Download Malwarebytes' Anti-Malware at link provided and run it in safe mode to see if it finds anything.

http://www.malwarebytes.org/mbam.php

 

[KlokWyze]

Malwarebytes' Anti-Malware 1.36
Database version: 1987
Windows 5.1.2600 Service Pack 3

4/15/2009 9:08:25 PM
mbam-log-2009-04-15 (21-08-25).txt

Scan type: Full Scan (C:\|J:\|)
Objects scanned: 191467
Time elapsed: 26 minute(s), 53 second(s)

Memory Processes Infected: 0
Memory Modules Infected: 0
Registry Keys Infected: 2
Registry Values Infected: 4
Registry Data Items Infected: 0
Folders Infected: 0
Files Infected: 1

Memory Processes Infected:
(No malicious items detected)

Memory Modules Infected:
(No malicious items detected)

Registry Keys Infected:
HKEY_CLASSES_ROOT\CLSID\{e8c05f33-c65b-4d3d-8bde-c573a22697ee} (Trojan.Downloader) -> Delete on reboot.
HKEY_LOCAL_MACHINE\SOFTWARE\Microsoft\Windows\CurrentVersion\Explorer\Browser Helper Objects\{e8c05f33-c65b-4d3d-8bde-c573a22697ee} (Trojan.Downloader) -> Delete on reboot.

Registry Values Infected:
HKEY_LOCAL_MACHINE\SOFTWARE\Microsoft\Windows\CurrentVersion\Explorer\Browser Settings\bf (Trojan.Agent) -> Delete on reboot.
HKEY_LOCAL_MACHINE\SOFTWARE\Microsoft\Windows\CurrentVersion\Explorer\Browser Settings\bk (Trojan.Agent) -> Delete on reboot.
HKEY_LOCAL_MACHINE\SOFTWARE\Microsoft\Windows\CurrentVersion\Explorer\Browser Settings\iu (Trojan.Agent) -> Delete on reboot.
HKEY_LOCAL_MACHINE\SOFTWARE\Microsoft\Windows\CurrentVersion\Explorer\Browser Settings\mu (Trojan.Agent) -> Delete on reboot.

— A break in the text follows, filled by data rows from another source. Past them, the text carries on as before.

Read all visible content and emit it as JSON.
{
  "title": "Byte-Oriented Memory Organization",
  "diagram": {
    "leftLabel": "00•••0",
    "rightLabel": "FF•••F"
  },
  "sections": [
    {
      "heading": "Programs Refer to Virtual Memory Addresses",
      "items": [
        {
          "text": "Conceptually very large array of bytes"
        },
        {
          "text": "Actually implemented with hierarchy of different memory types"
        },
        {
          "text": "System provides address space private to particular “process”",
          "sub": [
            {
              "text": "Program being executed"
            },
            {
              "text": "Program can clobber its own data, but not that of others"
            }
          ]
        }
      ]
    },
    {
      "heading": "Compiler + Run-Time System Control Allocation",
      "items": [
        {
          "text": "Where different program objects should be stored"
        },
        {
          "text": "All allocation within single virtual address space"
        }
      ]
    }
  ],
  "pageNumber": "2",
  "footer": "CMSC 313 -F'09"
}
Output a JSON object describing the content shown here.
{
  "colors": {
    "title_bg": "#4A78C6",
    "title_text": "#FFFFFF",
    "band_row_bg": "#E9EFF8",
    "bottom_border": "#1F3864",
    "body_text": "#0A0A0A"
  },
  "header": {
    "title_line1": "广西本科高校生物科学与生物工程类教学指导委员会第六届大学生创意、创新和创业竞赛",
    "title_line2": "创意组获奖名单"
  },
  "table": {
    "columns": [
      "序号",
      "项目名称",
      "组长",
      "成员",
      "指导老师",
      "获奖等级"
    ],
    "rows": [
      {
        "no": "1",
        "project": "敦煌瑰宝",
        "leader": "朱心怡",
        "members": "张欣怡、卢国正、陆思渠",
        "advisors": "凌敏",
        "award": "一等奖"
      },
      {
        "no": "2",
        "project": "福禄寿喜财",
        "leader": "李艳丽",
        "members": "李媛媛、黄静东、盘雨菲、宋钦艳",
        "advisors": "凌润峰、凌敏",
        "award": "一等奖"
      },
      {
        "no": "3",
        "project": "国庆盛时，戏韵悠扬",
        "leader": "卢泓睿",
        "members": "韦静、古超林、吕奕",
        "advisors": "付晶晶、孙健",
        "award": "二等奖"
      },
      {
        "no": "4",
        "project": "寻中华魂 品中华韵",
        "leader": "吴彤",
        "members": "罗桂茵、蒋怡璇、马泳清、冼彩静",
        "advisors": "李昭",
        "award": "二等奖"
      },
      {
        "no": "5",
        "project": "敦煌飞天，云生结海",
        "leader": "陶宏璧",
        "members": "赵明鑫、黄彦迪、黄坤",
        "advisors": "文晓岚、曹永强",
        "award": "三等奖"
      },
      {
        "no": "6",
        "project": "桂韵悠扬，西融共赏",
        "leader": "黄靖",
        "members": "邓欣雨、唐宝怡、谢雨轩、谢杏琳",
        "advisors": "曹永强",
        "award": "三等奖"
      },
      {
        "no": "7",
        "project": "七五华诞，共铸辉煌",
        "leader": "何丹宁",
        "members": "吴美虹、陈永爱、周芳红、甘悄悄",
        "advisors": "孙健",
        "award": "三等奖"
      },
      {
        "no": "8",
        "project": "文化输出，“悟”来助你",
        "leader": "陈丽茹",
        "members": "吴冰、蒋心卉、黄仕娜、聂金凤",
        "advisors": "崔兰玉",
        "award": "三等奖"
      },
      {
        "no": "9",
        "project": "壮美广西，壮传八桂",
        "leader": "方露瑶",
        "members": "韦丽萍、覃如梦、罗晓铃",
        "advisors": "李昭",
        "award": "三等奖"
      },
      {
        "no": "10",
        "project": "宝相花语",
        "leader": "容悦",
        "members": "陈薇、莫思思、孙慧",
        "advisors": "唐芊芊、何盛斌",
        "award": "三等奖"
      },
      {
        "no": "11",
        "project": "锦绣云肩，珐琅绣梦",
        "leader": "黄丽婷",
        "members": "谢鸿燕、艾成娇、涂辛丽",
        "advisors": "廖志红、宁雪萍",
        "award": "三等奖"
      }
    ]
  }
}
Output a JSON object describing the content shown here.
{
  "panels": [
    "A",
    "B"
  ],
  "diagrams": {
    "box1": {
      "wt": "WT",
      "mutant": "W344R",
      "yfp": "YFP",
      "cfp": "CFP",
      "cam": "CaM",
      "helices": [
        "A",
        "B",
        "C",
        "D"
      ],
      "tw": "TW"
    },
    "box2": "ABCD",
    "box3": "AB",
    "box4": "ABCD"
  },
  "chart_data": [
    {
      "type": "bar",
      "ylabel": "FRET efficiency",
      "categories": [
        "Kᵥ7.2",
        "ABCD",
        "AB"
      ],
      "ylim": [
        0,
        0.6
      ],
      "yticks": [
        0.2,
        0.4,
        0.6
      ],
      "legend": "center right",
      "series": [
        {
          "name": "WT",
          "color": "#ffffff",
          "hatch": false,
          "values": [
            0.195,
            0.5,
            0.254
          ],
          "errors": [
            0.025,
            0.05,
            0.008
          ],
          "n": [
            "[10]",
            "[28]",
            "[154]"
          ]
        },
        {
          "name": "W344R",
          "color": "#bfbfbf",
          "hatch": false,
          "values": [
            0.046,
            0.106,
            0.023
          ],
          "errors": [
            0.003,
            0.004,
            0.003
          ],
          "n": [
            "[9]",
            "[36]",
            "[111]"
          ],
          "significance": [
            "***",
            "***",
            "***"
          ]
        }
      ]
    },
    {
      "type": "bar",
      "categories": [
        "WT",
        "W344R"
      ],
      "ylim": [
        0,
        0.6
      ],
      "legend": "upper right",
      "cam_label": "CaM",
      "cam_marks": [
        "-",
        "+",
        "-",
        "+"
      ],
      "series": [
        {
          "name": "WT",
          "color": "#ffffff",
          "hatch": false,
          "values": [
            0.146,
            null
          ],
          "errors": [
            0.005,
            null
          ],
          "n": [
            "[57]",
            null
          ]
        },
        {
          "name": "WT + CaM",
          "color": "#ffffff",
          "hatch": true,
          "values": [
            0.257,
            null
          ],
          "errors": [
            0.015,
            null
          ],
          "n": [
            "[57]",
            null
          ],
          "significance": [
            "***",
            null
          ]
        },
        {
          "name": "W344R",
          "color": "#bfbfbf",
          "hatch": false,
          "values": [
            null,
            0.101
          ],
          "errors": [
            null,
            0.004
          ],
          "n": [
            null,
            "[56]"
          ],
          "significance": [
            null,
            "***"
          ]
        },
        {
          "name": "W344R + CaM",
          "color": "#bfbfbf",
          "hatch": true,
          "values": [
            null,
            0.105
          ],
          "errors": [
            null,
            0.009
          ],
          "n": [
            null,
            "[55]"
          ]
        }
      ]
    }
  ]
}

Registry Data Items Infected:
(No malicious items detected)

Folders Infected:
(No malicious items detected)

Files Infected:
C:\WINDOWS\system32\audiosr.dll (Trojan.Downloader) -> Delete on reboot.

 

[KlokWyze]

anyone?

 

[Modelworks]

audiosr.dll is a rootkit trojan that can cause the problems you are experiencing. Malware bytes says it deleted it, so go to windows/system32 and make sure it is gone. If it isn't , start the computer in safe mode, F8 at startup, and delete the file.

 

[KlokWyze]

Originally posted by: Modelworks
audiosr.dll is a rootkit trojan that can cause the problems you are experiencing. Malware bytes says it deleted it, so go to windows/system32 and make sure it is gone. If it isn't , start the computer in safe mode, F8 at startup, and delete the file.

access is denied when attempting to do anything with this file in safe mode. I tried going in via cmd & changing it's attributes, but access is denied. Hell it even says that any user can do anything with this file, but I can't.

 

[KlokWyze]

I'm just going to wipe the drive & do a fresh install. Anyone else think that's the best course of action?

 

[MadScientist]

If you haven't wiped the drive yet try ComboFix in Safe Mode with networking. It has worked for me on highly infected drives where Malawarebytes' Anti-Malware and SAS have failed to clean them. You can download it from BleepingComputer with instructions on how to use. Link

 

[Swampster]

You have multiple AntiVirus programs running. They will spend more time fighting against one another than protecting your system.

This could be a major reason for your sluggish behavior. I would recommend removing PC Tools AntiVirus and keeping NOD32 AntiVirus.

 

[Slowlearner]

I have had a lot of luck cleaning up infected drives using Microsoft's new tool at safety.live.com. Boot up up in safe mode with networking. and start the tool, it only runs on IE and will require allowing active X apps to run , and then run a Full service scan.